Southwestern Europe Regional Contest 2014 题解

时间:2017/9/8 题目8/10 Rank 5/150

体会:三星的题目和国内区域赛差距大,大多数题读懂题意就能做,所以静心读题是关键,套路性太深。

A:

题意:给出一个算式,算式中的数字用大写字母代替。每个字母只能代替一个数字,一个数字也只能被一个字母代替。有多少种数字分配方式可以使得这个算式成立?

解法:爆搜。一共不超过十个字母,把这十个字母列出来然后进行dfs分配数字,分配完后就进行验证是否可以满足式子,还要考虑累加的n-1个数不能是前导0,。

#include <bits/stdc++.h>
using namespace std;
typedef long long LL;
int len[20], n, cnt;
char str[20][20];
bool used[30];
int vis[30];
struct node{
    char ch;
    int num, flag;//flag标记前导0
}a[20];
bool check()
{
    int sum = 0;
    for(int i=1; i<n; i++){
        int t = 0;
        for(int j=0; j<len[i]; j++)
            t = t*10 + vis[str[i][j]-'A'];
        sum += t;
    }
    int ans = 0;
    for(int i=0; i<len[n]; i++)
        ans = ans*10 + vis[str[n][i]-'A'];
    return sum == ans;
}
LL dfs(int pos)
{
    LL ans=0;
    if(pos>=cnt) return check();
    for(int i=0; i<=9; i++){
        if(used[i]==false){
            if(a[pos].flag == 0 && i == 0) continue;
            a[pos].num = i;
            vis[a[pos].ch-'A'] = i;
            used[i] = 1;
            ans += dfs(pos+1);
            used[i] = 0;
        }
    }
    return ans;
}
int main()
{
    while(~scanf("%d", &n))
    {
        cnt = 0;
        memset(vis, 0, sizeof(vis));
        for(int i=1; i<=n; i++){
            scanf("%s", str[i]);
            len[i] = strlen(str[i]);
            for(int j=0; j<len[i]; j++){
                if(!vis[str[i][j]-'A']){
                    a[cnt].flag = 1;
                    a[cnt++].ch = str[i][j], vis[str[i][j]-'A'] = 1;
                }
                if(j==0){
                    for(int k=0; k<cnt; k++){
                        if(a[k].ch == str[i][0]){
                            a[k].flag = 0;
                        }
                    }
                }
            }
        }
        LL ans = 0;
        memset(used,false,sizeof(used));
        ans = dfs(0);
        printf("%lld\n", ans);
    }
    return 0;
}

 B:

题意:计算 1 和 n 两点间最短路的路径和的两倍

解法:计算最短路, 枚举没一条边到两端的距离加上本身长度,判断是等于最短路长度,若是的,那么这条边可以当做最短路的一条边,注意好像spfa会TLE。

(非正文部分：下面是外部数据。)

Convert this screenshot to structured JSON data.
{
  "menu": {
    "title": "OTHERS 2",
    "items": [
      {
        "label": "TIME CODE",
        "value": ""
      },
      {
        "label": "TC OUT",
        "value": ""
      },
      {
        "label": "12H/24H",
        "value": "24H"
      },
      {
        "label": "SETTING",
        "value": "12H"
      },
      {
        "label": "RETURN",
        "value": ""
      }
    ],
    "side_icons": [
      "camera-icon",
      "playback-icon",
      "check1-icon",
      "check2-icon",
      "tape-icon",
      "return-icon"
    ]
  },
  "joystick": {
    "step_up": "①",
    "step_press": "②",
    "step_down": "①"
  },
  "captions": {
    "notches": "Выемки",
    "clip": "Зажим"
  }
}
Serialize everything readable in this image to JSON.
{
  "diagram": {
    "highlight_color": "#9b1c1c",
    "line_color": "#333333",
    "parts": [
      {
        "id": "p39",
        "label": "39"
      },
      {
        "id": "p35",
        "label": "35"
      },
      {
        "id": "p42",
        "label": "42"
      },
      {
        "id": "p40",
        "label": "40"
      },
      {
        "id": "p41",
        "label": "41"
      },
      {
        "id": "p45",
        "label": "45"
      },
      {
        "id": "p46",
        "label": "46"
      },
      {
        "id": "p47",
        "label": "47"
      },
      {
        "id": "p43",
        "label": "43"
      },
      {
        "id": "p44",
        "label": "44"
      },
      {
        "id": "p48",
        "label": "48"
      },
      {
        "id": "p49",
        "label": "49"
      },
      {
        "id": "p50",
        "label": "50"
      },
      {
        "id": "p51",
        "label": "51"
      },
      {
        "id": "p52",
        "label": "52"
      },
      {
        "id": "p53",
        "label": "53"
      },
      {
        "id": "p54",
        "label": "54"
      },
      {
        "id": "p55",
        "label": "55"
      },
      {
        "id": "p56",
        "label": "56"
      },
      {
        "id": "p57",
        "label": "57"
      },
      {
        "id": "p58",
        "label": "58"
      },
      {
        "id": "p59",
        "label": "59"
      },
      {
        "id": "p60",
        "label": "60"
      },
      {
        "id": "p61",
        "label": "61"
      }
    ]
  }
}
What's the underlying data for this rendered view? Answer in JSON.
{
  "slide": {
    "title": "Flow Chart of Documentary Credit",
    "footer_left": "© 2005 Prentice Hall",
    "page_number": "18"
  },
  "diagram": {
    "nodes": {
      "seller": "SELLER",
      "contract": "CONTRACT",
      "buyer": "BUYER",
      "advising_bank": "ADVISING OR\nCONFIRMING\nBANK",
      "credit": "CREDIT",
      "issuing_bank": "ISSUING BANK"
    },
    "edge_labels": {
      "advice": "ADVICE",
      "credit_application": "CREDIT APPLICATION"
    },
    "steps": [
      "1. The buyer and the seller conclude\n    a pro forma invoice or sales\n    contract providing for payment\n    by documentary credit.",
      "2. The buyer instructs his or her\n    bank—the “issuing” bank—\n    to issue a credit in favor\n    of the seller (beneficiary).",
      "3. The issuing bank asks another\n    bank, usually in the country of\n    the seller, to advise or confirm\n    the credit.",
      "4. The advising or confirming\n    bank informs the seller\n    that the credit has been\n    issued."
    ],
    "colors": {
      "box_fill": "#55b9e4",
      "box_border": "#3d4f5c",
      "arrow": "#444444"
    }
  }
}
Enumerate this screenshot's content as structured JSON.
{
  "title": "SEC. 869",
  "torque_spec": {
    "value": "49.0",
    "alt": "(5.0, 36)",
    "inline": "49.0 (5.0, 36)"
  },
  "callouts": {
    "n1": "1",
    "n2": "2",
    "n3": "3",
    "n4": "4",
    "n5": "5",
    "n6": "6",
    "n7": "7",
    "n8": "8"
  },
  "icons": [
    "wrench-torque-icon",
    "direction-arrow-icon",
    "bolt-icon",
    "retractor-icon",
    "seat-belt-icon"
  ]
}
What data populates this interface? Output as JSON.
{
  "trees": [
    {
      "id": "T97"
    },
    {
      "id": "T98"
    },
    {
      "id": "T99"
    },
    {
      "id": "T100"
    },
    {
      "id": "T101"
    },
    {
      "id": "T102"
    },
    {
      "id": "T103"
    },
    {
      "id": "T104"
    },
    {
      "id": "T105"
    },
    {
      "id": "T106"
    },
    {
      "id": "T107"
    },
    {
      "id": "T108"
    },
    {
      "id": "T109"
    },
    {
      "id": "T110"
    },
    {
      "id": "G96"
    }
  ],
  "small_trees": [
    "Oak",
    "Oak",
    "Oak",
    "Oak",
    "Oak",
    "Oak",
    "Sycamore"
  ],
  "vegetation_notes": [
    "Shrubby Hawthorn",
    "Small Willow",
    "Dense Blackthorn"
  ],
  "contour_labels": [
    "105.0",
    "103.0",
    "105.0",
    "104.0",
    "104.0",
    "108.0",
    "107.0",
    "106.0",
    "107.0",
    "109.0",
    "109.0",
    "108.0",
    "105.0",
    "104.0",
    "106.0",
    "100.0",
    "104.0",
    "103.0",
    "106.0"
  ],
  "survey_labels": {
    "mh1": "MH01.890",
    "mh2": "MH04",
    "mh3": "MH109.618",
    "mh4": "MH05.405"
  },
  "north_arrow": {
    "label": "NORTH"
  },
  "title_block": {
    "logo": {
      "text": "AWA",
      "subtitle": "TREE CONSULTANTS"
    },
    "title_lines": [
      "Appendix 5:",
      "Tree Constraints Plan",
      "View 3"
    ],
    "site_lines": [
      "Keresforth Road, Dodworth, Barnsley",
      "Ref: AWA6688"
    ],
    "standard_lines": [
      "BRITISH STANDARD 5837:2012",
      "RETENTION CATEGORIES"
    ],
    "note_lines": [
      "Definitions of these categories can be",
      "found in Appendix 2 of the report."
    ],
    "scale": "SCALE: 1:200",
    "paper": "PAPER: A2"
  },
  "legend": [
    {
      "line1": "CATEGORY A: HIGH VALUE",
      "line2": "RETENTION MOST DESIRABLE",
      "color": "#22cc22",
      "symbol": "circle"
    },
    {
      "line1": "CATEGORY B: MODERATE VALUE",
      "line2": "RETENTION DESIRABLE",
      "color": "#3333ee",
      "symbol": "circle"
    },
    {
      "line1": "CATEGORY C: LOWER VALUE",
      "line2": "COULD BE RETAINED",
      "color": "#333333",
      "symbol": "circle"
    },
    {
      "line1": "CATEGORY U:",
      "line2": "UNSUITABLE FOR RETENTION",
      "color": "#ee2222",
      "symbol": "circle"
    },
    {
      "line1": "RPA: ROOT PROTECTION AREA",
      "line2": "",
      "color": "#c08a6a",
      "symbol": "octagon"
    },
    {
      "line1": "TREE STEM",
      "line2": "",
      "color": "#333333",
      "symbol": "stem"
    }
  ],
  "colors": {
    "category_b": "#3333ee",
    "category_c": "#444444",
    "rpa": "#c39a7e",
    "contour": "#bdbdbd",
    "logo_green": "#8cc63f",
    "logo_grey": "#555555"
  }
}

我是看图猜的题意,

导致很快就写出了这题,以后比赛要注意,猜错容易崩盘。

#include<cstdio>
#include<cstring>
#include<algorithm>
#include<queue>
using namespace std;
const int maxn = 10005;
const int maxm = 250000 * 2;
struct EDGE
{
	int to, next, len;
	EDGE() {}
	EDGE(int to, int next, int len) :to(to), next(next), len(len) {}
}edge[maxm];
int head[maxn],edgecnt;
int dis[2][maxn];
int n;
struct node
{
	int u, dis;
	node(int u,int dis):u(u),dis(dis){}
	bool operator < (const node &b) const
	{
		return dis > b.dis;
	}
};
void init()
{
	memset(head, -1, sizeof(head));
	edgecnt = 0;
}
void add(int s, int t, int l)
{
	edge[edgecnt] = EDGE(t, head[s], l);
	head[s] = edgecnt++;
}
void spfa(int st, int dis[])
{
	for (int i = 1; i <= n; i++) dis[i] = INT_MAX;
	dis[st] = 0;
	priority_queue<node> q;
	static bool f[maxn];
	memset(f, 0, sizeof(f));
	q.emplace(st, 0);
	while (!q.empty())
	{
		int u = q.top().u;
		q.pop();
		if (f[u]) continue;
		f[u] = 1;
		for (int i = head[u]; ~i; i = edge[i].next)
		{
			int v = edge[i].to;
			if (dis[v] > dis[u] + edge[i].len)
			{
				dis[v] = dis[u] + edge[i].len;
				q.emplace(v, dis[v]);
			}
		}
	}
}
int main()
{
	int m;
	while (~scanf("%d %d", &n, &m))
	{
		init();
		for (int i = 1; i <= m; i++)
		{
			int s, t, l;
			scanf("%d %d %d", &s, &t, &l);
			s++;
			t++;
			add(s, t, l);
			add(t, s, l);
		}
		spfa(1, dis[0]);
		spfa(n, dis[1]);
		int len = dis[0][n];
		int ans = 0;
		for (int u = 1; u <= n; u++)
		{
			for (int i = head[u]; ~i; i = edge[i].next)
			{
				int v = edge[i].to;
				if (v == u) continue;
				if (dis[0][u] + edge[i].len + dis[1][v] == len)
					ans += edge[i].len;
			}
		}
		printf("%d\n", 2 * ans);
	}
	return 0;
}

 C:

题意:给你N个整数和M个整数,问这M个数中,有几个数可以表达成那N个整数中一个或者两个整数的和。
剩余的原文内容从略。